Analysis of genetic data from over 800 pancreatic tumors and precancerous lesions revealed that gains of chromosome 1q are among the most frequent chromosomal changes in pancreatic ductal adenocarcinoma (PDAC), the most common type of pancreatic cancer. These gains often emerge before other known cancer-driving genetic alterations.

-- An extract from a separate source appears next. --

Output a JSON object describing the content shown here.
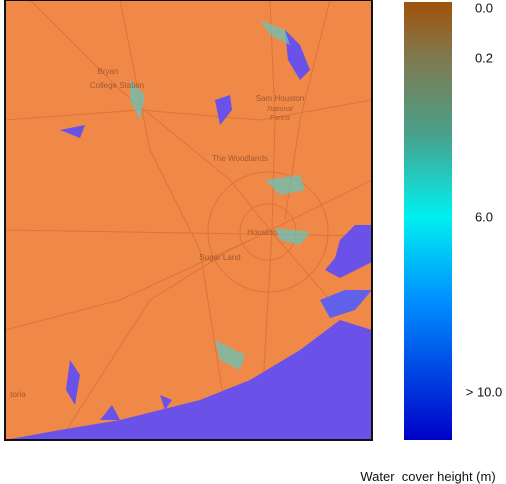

Whole-genome sequencing data from 535 pancreatic cancers indicated chromosome 1q gains in nearly 40% of cases, making it the second most frequent chromosomal gain in PDAC. Further investigation using fluorescence in situ hybridization (FISH) suggested these gains might be even more widespread than initially detected.
Identified Driver Genes
By examining tumors where only parts of chromosome 1q were duplicated, the team pinpointed two small regions consistently gained. Both regions contain genes, including NCSTN and PSEN2, which encode subunits of the γ-secretase complex. This complex processes proteins regulating cell behavior. The expression of these genes correlated with the presence of chromosome 1q gains, identifying them as strong candidate oncogene drivers in early pancreatic cancer.
Timing of Alterations
The analysis was extended to 267 precancerous pancreatic lesions, including pancreatic intraepithelial neoplasia (PanIN) and intraductal papillary mucinous neoplasms (IPMNs). Chromosome 1q gains were found to be rare in low-grade PanINs but common in high-grade PanINs and IPMNs, which carry a higher risk of progressing to invasive cancer. In many high-grade precursor lesions, chromosome 1q gains appeared independently of other chromosomal abnormalities or mutations in classic pancreatic cancer driver genes, suggesting this duplication is an early step in pancreatic tumor evolution.

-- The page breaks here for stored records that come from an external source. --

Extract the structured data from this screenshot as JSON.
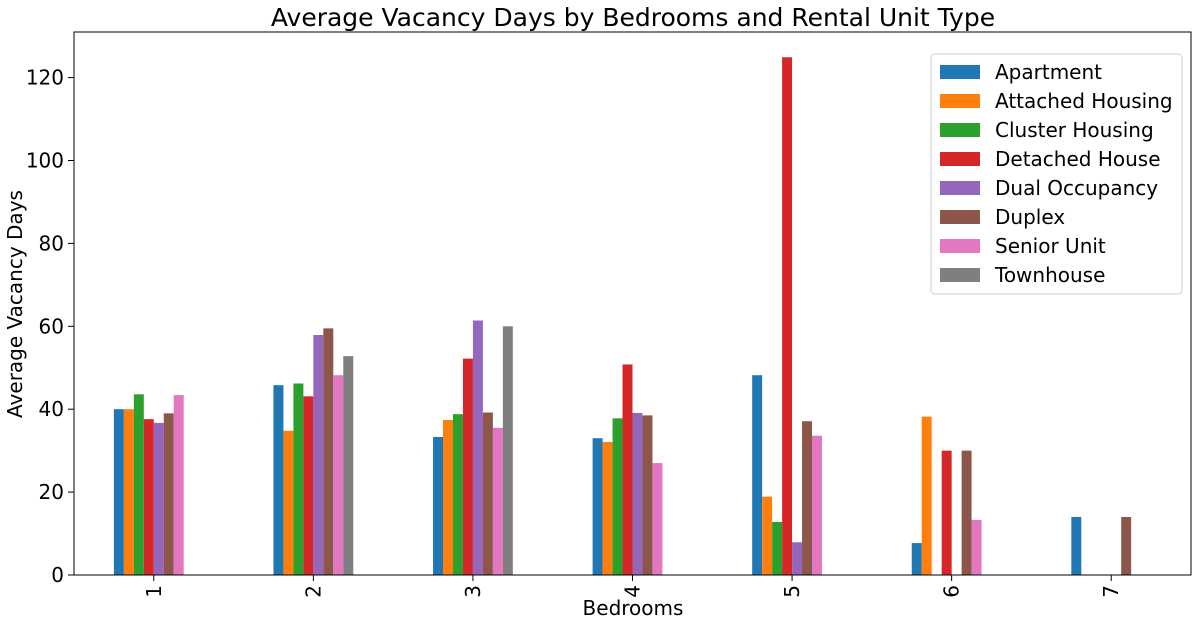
{
  "chart_data": {
    "type": "bar",
    "title": "Average Vacancy Days by Bedrooms and Rental Unit Type",
    "xlabel": "Bedrooms",
    "ylabel": "Average Vacancy Days",
    "categories": [
      "1",
      "2",
      "3",
      "4",
      "5",
      "6",
      "7"
    ],
    "ylim": [
      0,
      131
    ],
    "yticks": [
      0,
      20,
      40,
      60,
      80,
      100,
      120
    ],
    "grid": false,
    "legend": "top-right",
    "series": [
      {
        "name": "Apartment",
        "color": "#1f77b4",
        "values": [
          40.0,
          45.8,
          33.3,
          33.0,
          48.2,
          7.7,
          14.0
        ]
      },
      {
        "name": "Attached Housing",
        "color": "#ff7f0e",
        "values": [
          40.0,
          34.8,
          37.4,
          32.1,
          18.9,
          38.2,
          null
        ]
      },
      {
        "name": "Cluster Housing",
        "color": "#2ca02c",
        "values": [
          43.6,
          46.2,
          38.8,
          37.8,
          12.8,
          null,
          null
        ]
      },
      {
        "name": "Detached House",
        "color": "#d62728",
        "values": [
          37.6,
          43.1,
          52.2,
          50.8,
          124.9,
          30.0,
          null
        ]
      },
      {
        "name": "Dual Occupancy",
        "color": "#9467bd",
        "values": [
          36.7,
          57.9,
          61.4,
          39.1,
          7.9,
          null,
          null
        ]
      },
      {
        "name": "Duplex",
        "color": "#8c564b",
        "values": [
          39.0,
          59.5,
          39.2,
          38.5,
          37.1,
          30.0,
          14.0
        ]
      },
      {
        "name": "Senior Unit",
        "color": "#e377c2",
        "values": [
          43.4,
          48.2,
          35.5,
          27.0,
          33.6,
          13.3,
          null
        ]
      },
      {
        "name": "Townhouse",
        "color": "#7f7f7f",
        "values": [
          null,
          52.8,
          60.0,
          null,
          null,
          null,
          null
        ]
      }
    ]
  }
}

Implications for Treatment and Detection
These findings provide a clearer understanding of the initial stages of pancreatic cancer, indicating that duplication of γ-secretase genes might offer a selective growth advantage during cancer initiation and progression. This discovery could lead to new targeted therapies, improved diagnostics, and earlier detection methods for pancreatic cancer. Further functional studies are planned to confirm the biological mechanisms. The researchers also intend to explore similar chromosome 1q gains in other cancer types.
Funding and Disclosures
The study received support from various grants, including those from the National Institutes of Health, the Lustgarten Foundation, and the Ludwig Fund for Cancer Research. Several investigators reported competing interests related to companies that have licensed technologies from Johns Hopkins University.